We seek to evaluate the accuracy of computational intelligence (CI) methods in time series forecasting, extending the earlier NN3 & NN5 competitions unto a new set of data of multiple frequencies. We seek to determine progress in modeling CI for forecasting & to disseminate knowledge on "best practices" across time series of different frequencies. To facilitate and knowledge exchange, the competition will be run in 3 separate tournaments of 6 months each. In each tournament one, two or more of the 6 datasets of 11 time series each with a particular time frequency must be forecasted. To extend the task across the year, the datasets in each tournament round will be released sequentially 2 at a time.
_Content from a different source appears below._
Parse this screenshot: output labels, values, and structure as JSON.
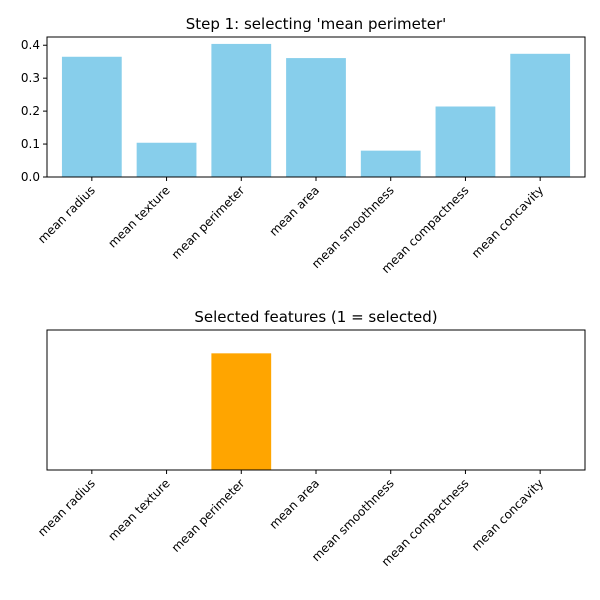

The contestants will use a consistent methodology within each tournament, but will be allowed to change their methodology between tournaments.
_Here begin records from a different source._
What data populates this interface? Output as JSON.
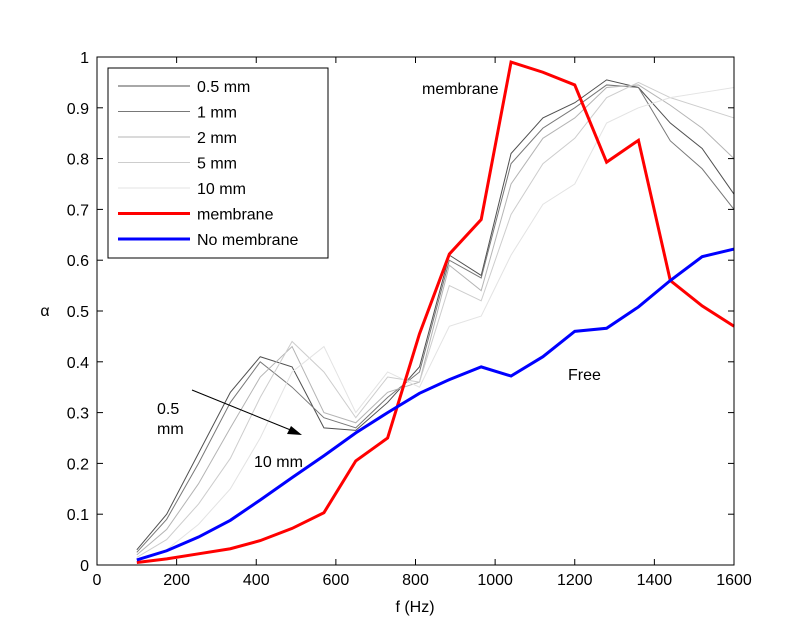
{
  "chart_data": {
    "type": "line",
    "xlabel": "f (Hz)",
    "ylabel": "α",
    "xlim": [
      0,
      1600
    ],
    "ylim": [
      0,
      1
    ],
    "xticks": [
      "0",
      "200",
      "400",
      "600",
      "800",
      "1000",
      "1200",
      "1400",
      "1600"
    ],
    "yticks": [
      "0",
      "0.1",
      "0.2",
      "0.3",
      "0.4",
      "0.5",
      "0.6",
      "0.7",
      "0.8",
      "0.9",
      "1"
    ],
    "grid": false,
    "legend_position": "top-left",
    "series": [
      {
        "name": "0.5 mm",
        "color": "#505050",
        "width": 1,
        "x": [
          100,
          175,
          255,
          335,
          410,
          490,
          570,
          650,
          730,
          810,
          885,
          965,
          1040,
          1120,
          1200,
          1280,
          1360,
          1440,
          1520,
          1600
        ],
        "y": [
          0.03,
          0.1,
          0.22,
          0.34,
          0.41,
          0.39,
          0.27,
          0.265,
          0.32,
          0.39,
          0.61,
          0.57,
          0.81,
          0.88,
          0.91,
          0.955,
          0.94,
          0.87,
          0.82,
          0.73
        ]
      },
      {
        "name": "1 mm",
        "color": "#787878",
        "width": 1,
        "x": [
          100,
          175,
          255,
          335,
          410,
          490,
          570,
          650,
          730,
          810,
          885,
          965,
          1040,
          1120,
          1200,
          1280,
          1360,
          1440,
          1520,
          1600
        ],
        "y": [
          0.025,
          0.09,
          0.2,
          0.32,
          0.4,
          0.35,
          0.29,
          0.27,
          0.33,
          0.38,
          0.6,
          0.565,
          0.79,
          0.86,
          0.9,
          0.945,
          0.94,
          0.835,
          0.78,
          0.7
        ]
      },
      {
        "name": "2 mm",
        "color": "#b4b4b4",
        "width": 1,
        "x": [
          100,
          175,
          255,
          335,
          410,
          490,
          570,
          650,
          730,
          810,
          885,
          965,
          1040,
          1120,
          1200,
          1280,
          1360,
          1440,
          1520,
          1600
        ],
        "y": [
          0.02,
          0.07,
          0.16,
          0.27,
          0.37,
          0.43,
          0.3,
          0.28,
          0.34,
          0.36,
          0.59,
          0.54,
          0.75,
          0.84,
          0.88,
          0.94,
          0.945,
          0.905,
          0.86,
          0.8
        ]
      },
      {
        "name": "5 mm",
        "color": "#cdcdcd",
        "width": 1,
        "x": [
          100,
          175,
          255,
          335,
          410,
          490,
          570,
          650,
          730,
          810,
          885,
          965,
          1040,
          1120,
          1200,
          1280,
          1360,
          1440,
          1520,
          1600
        ],
        "y": [
          0.015,
          0.05,
          0.12,
          0.21,
          0.33,
          0.44,
          0.38,
          0.29,
          0.37,
          0.36,
          0.55,
          0.52,
          0.69,
          0.79,
          0.84,
          0.92,
          0.95,
          0.92,
          0.9,
          0.88
        ]
      },
      {
        "name": "10 mm",
        "color": "#e3e3e3",
        "width": 1,
        "x": [
          100,
          175,
          255,
          335,
          410,
          490,
          570,
          650,
          730,
          810,
          885,
          965,
          1040,
          1120,
          1200,
          1280,
          1360,
          1440,
          1520,
          1600
        ],
        "y": [
          0.01,
          0.03,
          0.08,
          0.15,
          0.25,
          0.38,
          0.43,
          0.3,
          0.38,
          0.35,
          0.47,
          0.49,
          0.61,
          0.71,
          0.75,
          0.87,
          0.9,
          0.92,
          0.93,
          0.94
        ]
      },
      {
        "name": "membrane",
        "color": "#ff0000",
        "width": 3,
        "x": [
          100,
          175,
          255,
          335,
          410,
          490,
          570,
          650,
          730,
          810,
          885,
          965,
          1040,
          1120,
          1200,
          1280,
          1360,
          1440,
          1520,
          1600
        ],
        "y": [
          0.005,
          0.012,
          0.022,
          0.032,
          0.048,
          0.072,
          0.103,
          0.205,
          0.25,
          0.455,
          0.612,
          0.68,
          0.99,
          0.97,
          0.945,
          0.793,
          0.836,
          0.56,
          0.51,
          0.47
        ]
      },
      {
        "name": "No membrane",
        "color": "#0000ff",
        "width": 3,
        "x": [
          100,
          175,
          255,
          335,
          410,
          490,
          570,
          650,
          730,
          810,
          885,
          965,
          1040,
          1120,
          1200,
          1280,
          1360,
          1440,
          1520,
          1600
        ],
        "y": [
          0.01,
          0.028,
          0.055,
          0.088,
          0.128,
          0.172,
          0.215,
          0.26,
          0.3,
          0.338,
          0.365,
          0.39,
          0.372,
          0.41,
          0.46,
          0.466,
          0.508,
          0.56,
          0.607,
          0.622
        ]
      }
    ],
    "annotations": {
      "membrane_label": "membrane",
      "free_label": "Free",
      "arrow_start_label_line1": "0.5",
      "arrow_start_label_line2": "mm",
      "arrow_end_label": "10 mm"
    }
  }
}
The prediction competition is open to all methods of computational intelligence, incl. feed-forward and recurrent neural networks, fuzzy predictors, evolutionary & genetic algorithms, decision & regression tress, support vector regression, hybrid approaches etc. used in all areas of forecasting, prediction & time series analysis. We also welcome submission of statistical methods as benchmarks, but they are not eligible to "win" the NN GC.